Tic Disorders:  Tics are involuntary movements of the body (motor) or involuntarily produced sounds (vocal). These movements are considered sudden, rapid, recurrent, and nonrhythmic. If they happen often or most of the time, they are considered chronic and can be diagnosed if they are specifically motor or vocal as: Chronic Motor or Vocal Tic Disorder. If they happen once in a while or in episodes, they are considered transient (Transient Tic Disorder). People with multiple motor and at least one vocal tic most of the time, with a beginning before age 18 that negatively impacts quality of life can be diagnosed with Tourette’s Disorder which can sometimes include the bizarre behavior of coprolalia (tics involving cursing or making other sounds that could be considered socially inappropriate).

Aggressive and Disruptive Behaviors:  Most often seen in children, sometimes at school, and sometimes at home with targets including parents, peers, siblings, pets, and others, aggressive behavior involves physical or even attempted or threatened physical attack. Common aggressive behaviors include hitting, kicking, scratching, slapping, and spitting. While often due to frustration in children, the source of the frustration or must be very carefully assessed and treated in the setting where and with the people with whom the behavior occurs. The same exact thing can be said about children with disruptive behaviors including tantrums, non-compliance, annoying others, leaving the seat, interrupting, and for a special class of behavior, Self Injurious Behavior, which is seen more frequently but not exclusively in individuals on the Autistic Spectrum. Such behaviors can be life threatening and/or debilitating.     

Elimination Disorders:  Usually diagnosed in children, Enuresis is uncontrolled urination. If it occurs during the day, it is called "Diurnal" and is usually associated with either social anxiety, reluctance to use an unfamiliar toilet, or over-focusing on an activity. If wetting occurs at night when the person is asleep it is referred to as "Nocturnal". Encopresis is the repeated passage of feces in inappropriate places. This can occur with or without a medical complication called "Constipation and Overflow Incontinence". When it involves this complication the treatment must be in collaboration with the child’s Pediatrician.

Eating Disorders:  Because of their life threatening nature, an eating disorder at LICCT is always treated in very close collaboration with the patients’ Primary Care Physician and relevant family members. Eating problems include overeating, obesity, anorexia nervosa, and bulimia nervosa. 
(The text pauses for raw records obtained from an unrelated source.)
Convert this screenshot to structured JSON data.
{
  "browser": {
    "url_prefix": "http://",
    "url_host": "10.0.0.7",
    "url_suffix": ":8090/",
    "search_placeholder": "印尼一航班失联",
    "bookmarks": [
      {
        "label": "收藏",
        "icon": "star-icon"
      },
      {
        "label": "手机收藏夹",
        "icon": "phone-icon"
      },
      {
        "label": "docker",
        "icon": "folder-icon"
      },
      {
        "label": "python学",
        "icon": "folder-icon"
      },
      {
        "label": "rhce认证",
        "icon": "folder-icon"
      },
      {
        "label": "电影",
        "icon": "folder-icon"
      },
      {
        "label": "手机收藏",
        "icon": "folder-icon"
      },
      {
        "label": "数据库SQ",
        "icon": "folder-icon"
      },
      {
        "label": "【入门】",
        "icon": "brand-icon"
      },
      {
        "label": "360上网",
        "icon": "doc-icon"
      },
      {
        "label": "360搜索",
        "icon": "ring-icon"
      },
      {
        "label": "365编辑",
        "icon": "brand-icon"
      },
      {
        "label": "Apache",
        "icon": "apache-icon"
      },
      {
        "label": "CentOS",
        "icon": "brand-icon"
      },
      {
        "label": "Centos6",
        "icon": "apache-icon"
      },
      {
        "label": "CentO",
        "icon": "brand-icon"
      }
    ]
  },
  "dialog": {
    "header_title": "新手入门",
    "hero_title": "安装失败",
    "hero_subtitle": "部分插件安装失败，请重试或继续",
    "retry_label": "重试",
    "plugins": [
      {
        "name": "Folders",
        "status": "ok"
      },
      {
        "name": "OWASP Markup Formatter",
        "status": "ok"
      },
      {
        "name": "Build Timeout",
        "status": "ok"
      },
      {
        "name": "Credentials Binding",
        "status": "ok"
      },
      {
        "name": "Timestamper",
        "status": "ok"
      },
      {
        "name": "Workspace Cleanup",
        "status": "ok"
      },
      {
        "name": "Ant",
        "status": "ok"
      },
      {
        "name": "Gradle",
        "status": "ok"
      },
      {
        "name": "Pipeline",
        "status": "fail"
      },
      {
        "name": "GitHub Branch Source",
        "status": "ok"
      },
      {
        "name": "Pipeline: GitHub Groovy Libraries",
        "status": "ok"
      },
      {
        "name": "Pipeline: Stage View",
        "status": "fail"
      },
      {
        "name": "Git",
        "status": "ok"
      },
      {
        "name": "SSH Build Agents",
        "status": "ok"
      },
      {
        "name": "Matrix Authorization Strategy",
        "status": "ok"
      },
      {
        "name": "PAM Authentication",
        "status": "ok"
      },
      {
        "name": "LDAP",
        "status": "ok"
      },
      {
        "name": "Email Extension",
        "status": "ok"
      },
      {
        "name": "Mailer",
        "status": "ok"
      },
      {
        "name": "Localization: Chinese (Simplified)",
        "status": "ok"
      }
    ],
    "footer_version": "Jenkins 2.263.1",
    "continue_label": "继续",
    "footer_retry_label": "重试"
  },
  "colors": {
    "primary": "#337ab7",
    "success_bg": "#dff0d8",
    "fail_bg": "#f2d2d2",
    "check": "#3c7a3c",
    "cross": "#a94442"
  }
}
Cutting (Self Mutilation):  Seen in children and adults, self mutilation is apparently a maladaptive coping strategy involving deliberately inflicting harm upon oneself by cutting, burning, depriving oneself of air, or otherwise hurting oneself. Since such behaviors are physically dangerous, it is essential to employ the cooperation of the patient and other individuals that the patient trusts in order to assist with the management and treatment of this potentially debilitating behavior problem. 
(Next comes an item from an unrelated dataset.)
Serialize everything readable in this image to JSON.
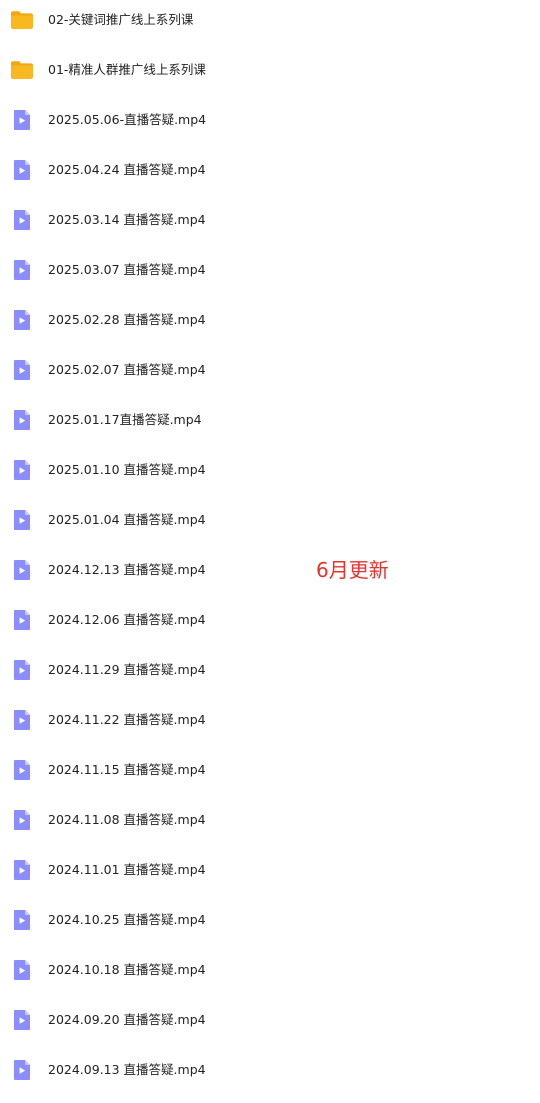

Addictions:   Addictions, such as gambling, can be treated and the beginning is the development of a strong collaboration between the patient and the therapist with a focus on truth. Careful gauging of the patient’s readiness for and commitment to treatment occurs at the beginning and throughout treatment. Since addictions to medications, drugs, and alcohol involve damage to the body and internal systems, treatment of these types of addictive problems always involve frequent communication with a patient’s Primary Care Physician.